On 02/17/2015 05:16 PM, Ellis H. Wilson III wrote:
> On 02/17/2015 04:56 PM, Prentice Bisbal wrote:
>> Why do you think 'Big Data' techniques would be applicable to this?
>>
>> A large amount of data != big data.
>
> Heh.  Let's not pretend like 'big data' means anything of substance 
> now :D.
>
>> 'Big Data' techniques are typically for finding trends in unstructured
>> data from multiple sources, whereas the output of scientific simulations
>> is usually from a single source in some sort of structured format. I
>> just don't see any applicability here whatsoever.
>
> I would argue this is perhaps a bit overly specific.  This might be 
> the typical use case, but certainly there is no reason why Hadoop and 
> MapReduce couldn't be used to do simple filtering of scientific 
> simulation output.  If you were looking for places in a huge output 
> file where temperature is between some set of ranges and elevation 
> also had a specific value, I could certainly see value in applying an 
> easily programmable scaling framework to basically "smart grep" 

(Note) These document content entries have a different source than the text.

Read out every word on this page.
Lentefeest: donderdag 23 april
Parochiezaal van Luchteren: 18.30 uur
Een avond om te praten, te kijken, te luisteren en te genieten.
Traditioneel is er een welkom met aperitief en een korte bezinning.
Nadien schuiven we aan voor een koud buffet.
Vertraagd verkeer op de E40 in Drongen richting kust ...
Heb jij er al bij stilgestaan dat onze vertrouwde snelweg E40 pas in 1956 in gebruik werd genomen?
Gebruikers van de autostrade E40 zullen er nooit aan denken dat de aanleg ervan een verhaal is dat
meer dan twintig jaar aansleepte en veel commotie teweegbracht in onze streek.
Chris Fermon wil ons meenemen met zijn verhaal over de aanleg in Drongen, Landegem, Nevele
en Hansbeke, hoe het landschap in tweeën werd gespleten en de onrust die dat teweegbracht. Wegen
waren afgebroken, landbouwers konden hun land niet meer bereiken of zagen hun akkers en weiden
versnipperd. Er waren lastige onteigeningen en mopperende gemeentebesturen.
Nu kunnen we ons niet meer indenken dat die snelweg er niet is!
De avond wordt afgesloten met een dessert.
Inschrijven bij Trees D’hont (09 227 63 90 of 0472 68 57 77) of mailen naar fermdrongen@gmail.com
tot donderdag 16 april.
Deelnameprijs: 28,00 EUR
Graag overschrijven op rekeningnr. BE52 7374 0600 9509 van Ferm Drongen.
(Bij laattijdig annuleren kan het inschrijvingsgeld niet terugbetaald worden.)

> through your data.  Hadoop/MR could certainly help you do that.
I was intentionally being specific. Trying to correct all the lack of 
specificity surrounding the term 'Big Data'. ;)
>
> Many output formats for scientific data are well-structured as you 
> mentioned however, such as HDF5.  This doesn't mean you have a good 
> file system or good parallel programming paradigm to do stupid-simple 
> things with this afterwards.  You just have a good container format.  
> Hadoop could provide the other bits you need. A paper from the HDF5 
> group actually does a decent job of pointing out these kinds of 
> differences, how you might get HDF5 containers in and out of HDFS and 
> what impacts performance:
>
> http://www.hdfgroup.org/HDF5/faq/hadoop.html
>
> As they note in the paper, a recent work (I was lucky enough to talk 
> in the same slot as the author at SC a year back) called SciHadoop 
> works directly with NetCDF formatted files, so that could be another 
> option. Whether or not the source is available for SciHadoop is beyond 
> my knowledge, but a quick google would likely give you that answer.
>
> If you are asking, "should I do weather simulation using Hadoop or 
> some other big data framework," my answer is a resounding NO. There 
> are VERY different (often far more limited) semantics and guarantees 
> in MR than other parallel programming paradigms, and you will almost 
> certainly get burned if you try to shove a climate-shaped peg through 
> the square hole that is MR.  This is probably what Prentice was 
> getting at.

That's EXACTLY what I was getting at. A hammer is a good tool for 
nailing pieces of wood together, but I wouldn't use it to cut down a tree.